University of Pennsylvania

*: co-advise

CVPR 2024

Main Finding

A "brain-like" hierarchy is not just an interpretability story—it predicts fine-tuning robustness.

Across models, the ones that exhibit a clean early→late alignment with the visual hierarchy (V1/V2 → mid-level areas → high-level regions) are the same ones that preserve useful representations under adaptation, and less forgetting during fine-tuning.

What is "brain-aligned hierarchy"?

We say a model has a brain-aligned hierarchy when:

Early layers best predict responses in early visual cortex (low-level structure)
Intermediate layers best predict mid-level regions
Later layers best predict high-level regions (semantic selectivity)

In CLIP-like models, this mapping is especially pronounced in the intermediate stages, suggesting those layers are where transferable, brain-consistent abstractions emerge.

How we measure it

We train a brain encoding model to predict voxel responses from a frozen vision network's features. During training, each voxel learns where in the network it "reads from":

Layer (which model depth)
Space / receptive field (which image region)
Scale (patch vs class tokens)
Channel (which feature subspace)

After training, we turn these learned selectors into a network-on-brain visualization: each voxel is colored by its best-matching layer.

The intuitive understanding for our visualization is: each brain voxel asks the question, "which network layer/space/scale/channel best predicts my brain response?".

Results

1) CLIP shows a clean hierarchical alignment

CLIP exhibits a strong early→late mapping onto the visual hierarchy, with the peak alignment often in intermediate layers.

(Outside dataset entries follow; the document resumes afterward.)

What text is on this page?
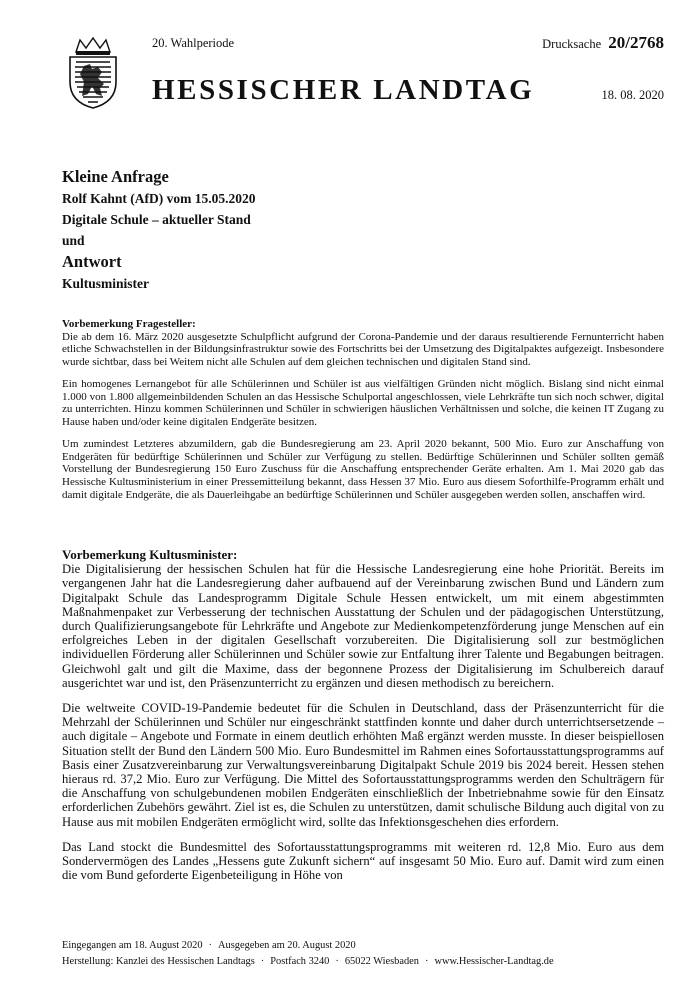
20. Wahlperiode	Drucksache 20/2768
HESSISCHER LANDTAG	18. 08. 2020
Kleine Anfrage
Rolf Kahnt (AfD) vom 15.05.2020
Digitale Schule – aktueller Stand
und
Antwort
Kultusminister
Vorbemerkung Fragesteller:

Die ab dem 16. März 2020 ausgesetzte Schulpflicht aufgrund der Corona-Pandemie und der daraus resultierende Fernunterricht haben etliche Schwachstellen in der Bildungsinfrastruktur sowie des Fortschritts bei der Umsetzung des Digitalpaktes aufgezeigt. Insbesondere wurde sichtbar, dass bei Weitem nicht alle Schulen auf dem gleichen technischen und digitalen Stand sind.

Ein homogenes Lernangebot für alle Schülerinnen und Schüler ist aus vielfältigen Gründen nicht möglich. Bislang sind nicht einmal 1.000 von 1.800 allgemeinbildenden Schulen an das Hessische Schulportal angeschlossen, viele Lehrkräfte tun sich noch schwer, digital zu unterrichten. Hinzu kommen Schülerinnen und Schüler in schwierigen häuslichen Verhältnissen und solche, die keinen IT Zugang zu Hause haben und/oder keine digitalen Endgeräte besitzen.

Um zumindest Letzteres abzumildern, gab die Bundesregierung am 23. April 2020 bekannt, 500 Mio. Euro zur Anschaffung von Endgeräten für bedürftige Schülerinnen und Schüler zur Verfügung zu stellen. Bedürftige Schülerinnen und Schüler sollten gemäß Vorstellung der Bundesregierung 150 Euro Zuschuss für die Anschaffung entsprechender Geräte erhalten. Am 1. Mai 2020 gab das Hessische Kultusministerium in einer Pressemitteilung bekannt, dass Hessen 37 Mio. Euro aus diesem Soforthilfe-Programm erhält und damit digitale Endgeräte, die als Dauerleihgabe an bedürftige Schülerinnen und Schüler ausgegeben werden sollen, anschaffen wird.

Vorbemerkung Kultusminister:

Die Digitalisierung der hessischen Schulen hat für die Hessische Landesregierung eine hohe Priorität. Bereits im vergangenen Jahr hat die Landesregierung daher aufbauend auf der Vereinbarung zwischen Bund und Ländern zum Digitalpakt Schule das Landesprogramm Digitale Schule Hessen entwickelt, um mit einem abgestimmten Maßnahmenpaket zur Verbesserung der technischen Ausstattung der Schulen und der pädagogischen Unterstützung, durch Qualifizierungsangebote für Lehrkräfte und Angebote zur Medienkompetenzförderung junge Menschen auf ein erfolgreiches Leben in der digitalen Gesellschaft vorzubereiten. Die Digitalisierung soll zur bestmöglichen individuellen Förderung aller Schülerinnen und Schüler sowie zur Entfaltung ihrer Talente und Begabungen beitragen. Gleichwohl galt und gilt die Maxime, dass der begonnene Prozess der Digitalisierung im Schulbereich darauf ausgerichtet war und ist, den Präsenzunterricht zu ergänzen und diesen methodisch zu bereichern.

Die weltweite COVID-19-Pandemie bedeutet für die Schulen in Deutschland, dass der Präsenzunterricht für die Mehrzahl der Schülerinnen und Schüler nur eingeschränkt stattfinden konnte und daher durch unterrichtsersetzende – auch digitale – Angebote und Formate in einem deutlich erhöhten Maß ergänzt werden musste. In dieser beispiellosen Situation stellt der Bund den Ländern 500 Mio. Euro Bundesmittel im Rahmen eines Sofortausstattungsprogramms auf Basis einer Zusatzvereinbarung zur Verwaltungsvereinbarung Digitalpakt Schule 2019 bis 2024 bereit. Hessen stehen hieraus rd. 37,2 Mio. Euro zur Verfügung. Die Mittel des Sofortausstattungsprogramms werden den Schulträgern für die Anschaffung von schulgebundenen mobilen Endgeräten einschließlich der Inbetriebnahme sowie für den Einsatz erforderlichen Zubehörs gewährt. Ziel ist es, die Schulen zu unterstützen, damit schulische Bildung auch digital von zu Hause aus mit mobilen Endgeräten ermöglicht wird, sollte das Infektionsgeschehen dies erfordern.

Das Land stockt die Bundesmittel des Sofortausstattungsprogramms mit weiteren rd. 12,8 Mio. Euro aus dem Sondervermögen des Landes „Hessens gute Zukunft sichern“ auf insgesamt 50 Mio. Euro auf. Damit wird zum einen die vom Bund geforderte Eigenbeteiligung in Höhe von

Eingegangen am 18. August 2020 · Ausgegeben am 20. August 2020
Herstellung: Kanzlei des Hessischen Landtags · Postfach 3240 · 65022 Wiesbaden · www.Hessischer-Landtag.de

CLIP: Best-matching layer shows an early→late hierarchy aligned with the brain's hierarchy; ImageNet: Last layer maps to the middle level brain regions; SAM: Last layer maps to the low level brain regions.

2) Hierarchy predicts fine-tuning robustness

When we fine-tune models on downstream tasks, models with stronger brain-aligned hierarchy show:

less catastrophic forgetting
more stable intermediate layer
better retention of general-purpose features

Interpretation: a well-formed hierarchy provides a "stable scaffold" that downstream objectives can adapt.

Why this matters

Downstream accuracy alone can't tell you how a model is organized—or how fragile it will be under adaptation.

Brain-aligned hierarchy gives a practical diagnostic:

Which models learn transferable mid-level abstractions?
Which models will fine-tune without collapsing their representations?
Where in the network does task-relevant information actually live?